As an Asian-American, specifically Filipina-American, I grew up in a culture that constantly stressed the need to strive without failing. Failing, for the most part, is heavily stigmatized due to its association with a definite inability to thrive and is heavily fueled by the fear of the possible immense consequences of taking risks.
But the possibility of failure should be encouraged and embraced instead. Instead of perceiving the idea of failing, it should be seen as an essential part of success. In fact, failure and risks are a necessary part of success.
This idea is seen a countless number of times, particularly within the tech hub in Silicon Valley. Mark Zuckerberg dropped out of Harvard during his second year to focus on his project, Facebook, which has grown to be one of the most successful and well-known tech companies in the 21st century.

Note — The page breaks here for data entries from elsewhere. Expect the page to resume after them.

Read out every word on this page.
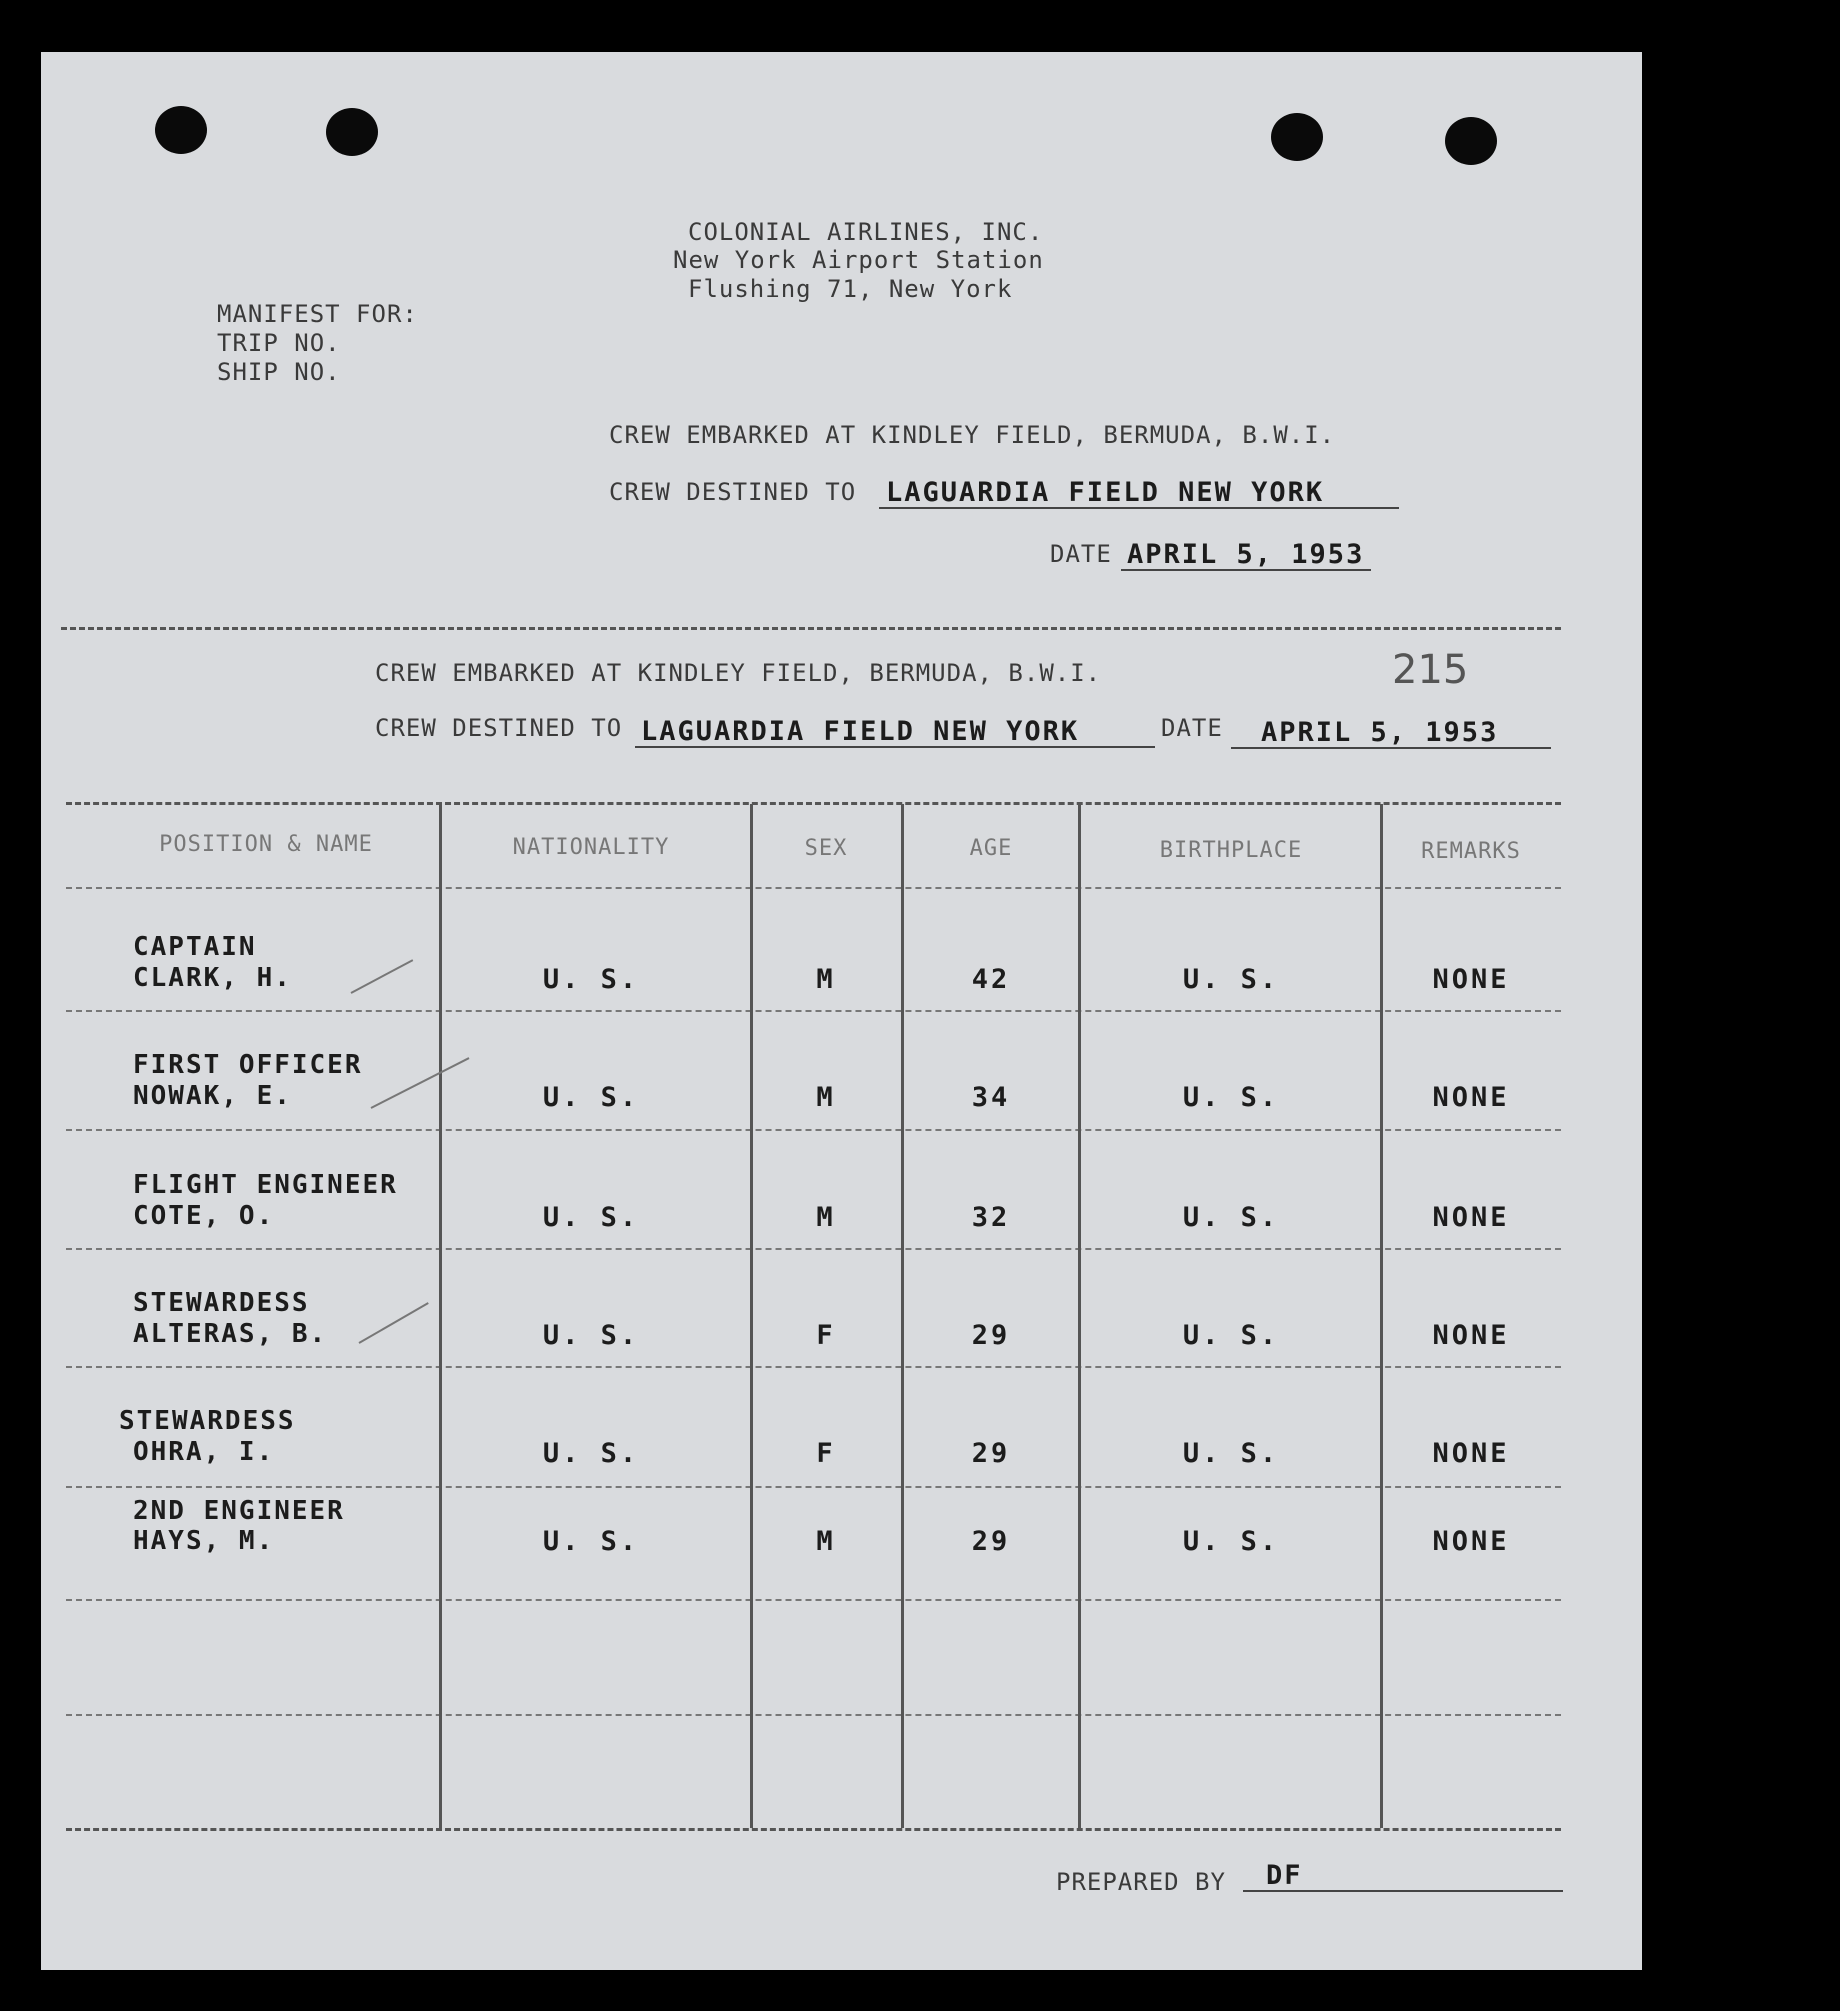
COLONIAL AIRLINES, INC.
New York Airport Station
Flushing 71, New York
MANIFEST FOR:
TRIP NO.
SHIP NO.
CREW EMBARKED AT KINDLEY FIELD, BERMUDA, B.W.I.
CREW DESTINED TO LAGUARDIA FIELD NEW YORK
DATE APRIL 5, 1953
CREW EMBARKED AT KINDLEY FIELD, BERMUDA, B.W.I.	215
CREW DESTINED TO LAGUARDIA FIELD NEW YORK	DATE APRIL 5, 1953
POSITION & NAME	NATIONALITY	SEX	AGE	BIRTHPLACE	REMARKS
CAPTAIN
CLARK, H.	U. S.	M	42	U. S.	NONE
FIRST OFFICER
NOWAK, E.	U. S.	M	34	U. S.	NONE
FLIGHT ENGINEER
COTE, O.	U. S.	M	32	U. S.	NONE
STEWARDESS
ALTERAS, B.	U. S.	F	29	U. S.	NONE
STEWARDESS
OHRA, I.	U. S.	F	29	U. S.	NONE
2ND ENGINEER
HAYS, M.	U. S.	M	29	U. S.	NONE
PREPARED BY DF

Instead of failure being seen as the gatekeeper from success, it should be seen as an opportunity to learn. Too often people forget the value of failing due to the realization and reality that they did not accomplish a goal. The idea that failing diminishes their pride and dignity due to failure’s association with inability when failure has always been the drive for the evolution of all human beings.
The more we learn from our own failures, the better human beings we can all be. This happens every day. Failing a class teaches a student what they should and should not do in order to be a better student the same way a failed relationship teaches both men and women how to better love and care for their future significant others.
Failure not only pushes for evolution and growth but also allows us the ability to see our faults and flaws that human beings may not yet be ready to admit or see and, by admitting those faults and flaws, our evolution takes place.